Monday, February 22, 2016

Bookrack memories**



She hefted four Forsyths in one hand, rearranging an untidy assortment of Austen, Maugham and Dickens with the other. Her face arranged itself into a frown, bent from the weight of deciding whether to place Brian Weiss in her Self-help rack or in the Spirituality one. Or maybe it was because she was balancing an abridged Time Machine between her chin and neck. That was when something caught her eye. 
She pushed aside a rather formidable War and Peace to uncover a small pile of slim books. An exclamation escaped her lips, and simultaneously, the Time Machine, from the precarious grasp of her chin.
Bite-sized books in a series called Great Scientists: those were the cause of her happy surprise. Yellowing, but in excellent reading condition, still arranged in her favoured alphabetical order. Albert Einstein. Alfred Nobel. Archimedes. And so on. She pulled out Marie Curie from somewhere in the middle of the lot, idly flipping the pages of child-friendly, large print, as childhood daydreams replayed themselves, unbidden, in her mind. A jumble of conical flasks and beakers and test tubes, one of them hissing with the nascent fumes of an element just discovered. Presiding over it all, a girl in an immaculate lab coat. Herself, of course- not Madame Curie.
Smiling indulgently, she reached far into the recesses of the next rack, and felt a large volume.  The peeling hard-bound cover declared proudly in fading text on a green background- "Complete works of Shakespeare". An inscription in the inner flap revealed a relative's name, and the year, 1968. Memories tripped over one another in their race to the top of her mind- seeing this tome in an old bookshelf in a faraway attic at a grandfather's rural homestead. Slow summer afternoons with chattering cousins making up games, and watching with excitement as tender coconuts were gathered from the palms in the garden by a local expert. Mangoes from the backyard cooled inside a bucket dunked in the well. 

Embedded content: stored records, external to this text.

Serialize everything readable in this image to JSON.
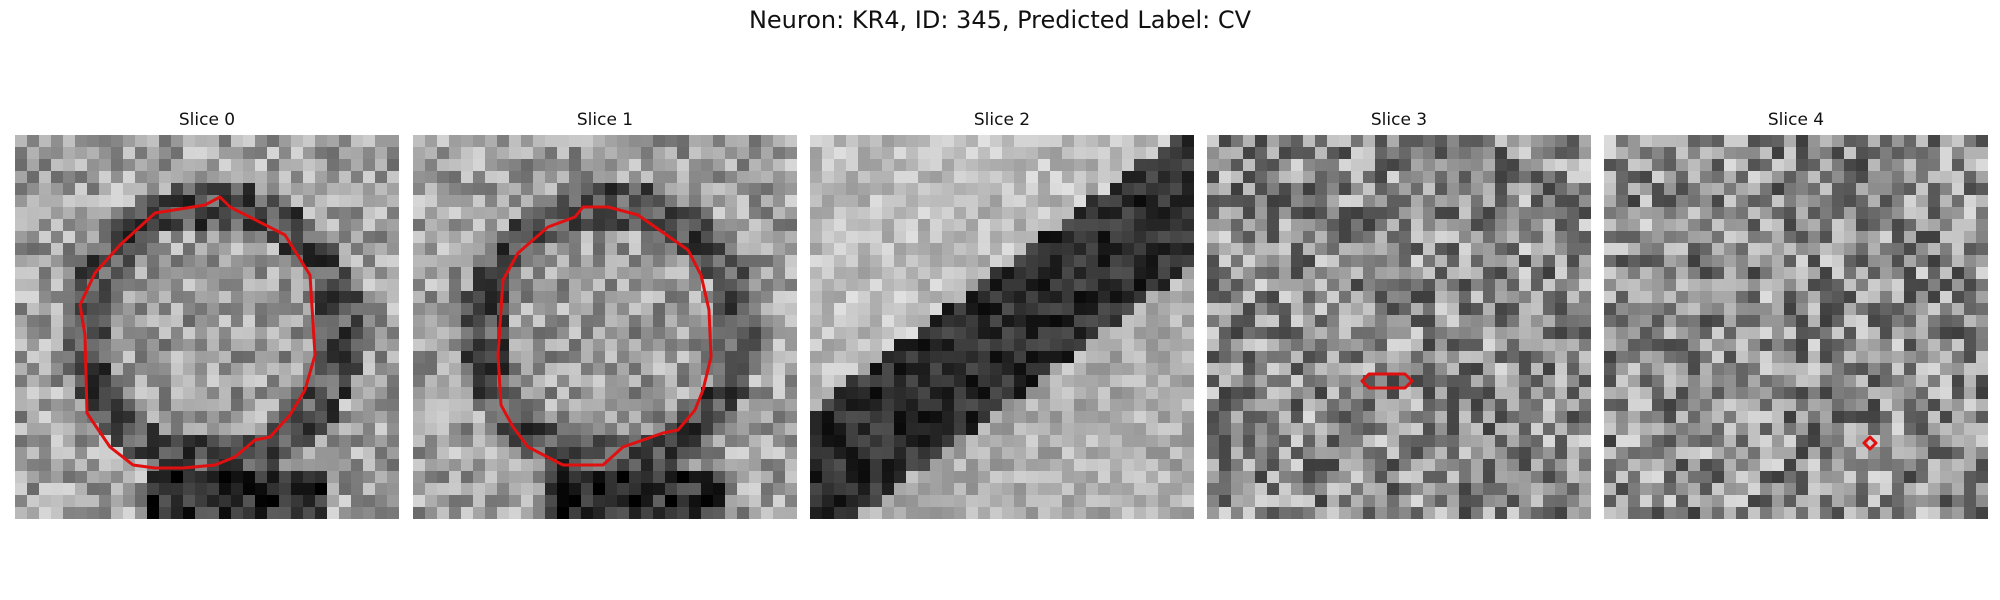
{
  "figure": {
    "title": "Neuron: KR4, ID: 345, Predicted Label: CV"
  },
  "panels": [
    {
      "title": "Slice 0",
      "description": "Noisy grayscale pixelated EM slice; roughly circular lighter structure with dark rim, outlined with a red contour",
      "contour": "large-round",
      "structure": {
        "shape": "round-blob",
        "rim": "dark"
      }
    },
    {
      "title": "Slice 1",
      "description": "Noisy grayscale EM slice; circular structure with dark surrounding band, outlined with a red contour",
      "contour": "large-round",
      "structure": {
        "shape": "round-blob",
        "rim": "dark"
      }
    },
    {
      "title": "Slice 2",
      "description": "Noisy grayscale EM slice; dark diagonal band from lower-left to upper-right, no contour",
      "contour": "none",
      "structure": {
        "shape": "diagonal-band"
      }
    },
    {
      "title": "Slice 3",
      "description": "Noisy grayscale EM slice; small red hexagonal contour near the center",
      "contour": "small-hexagon",
      "structure": {
        "shape": "scattered-dark"
      }
    },
    {
      "title": "Slice 4",
      "description": "Noisy grayscale EM slice; tiny red diamond contour in lower-right area",
      "contour": "tiny-diamond",
      "structure": {
        "shape": "scattered-dark"
      }
    }
  ],
  "colors": {
    "contour": "#e01010",
    "title_text": "#111111",
    "background": "#ffffff"
  }
}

The pages were still intact. She put them carefully aside and continued to wind her way through the shelves, browsing through books of all kinds: Small and concise. Unwieldy and hard to place. In need of mending, but fondly familiar. Large and inscrutable. 
And she struck gold. Again and again.
Out toppled an afternoon hidden away in a corner of a cousin's room. The spoils from a bargain-hunting rampage at a used-books store. An elocution contest in primary school. Playing truant in a Maths class. A fascination with a historical figure. A friend who shared her love for a certain author's murder mysteries. Lectures drowned out by noise from the Electrical Laboratory. Visits to a much-loved bookshop. Birthdays celebrated. Train journeys.

To be opened, relived and carefully rearranged. All the memories. And the books, of course.
When the last of them was filed away, she stepped back, to look at it all in one glance.
Bookrack, perhaps. Pensieve, undoubtedly.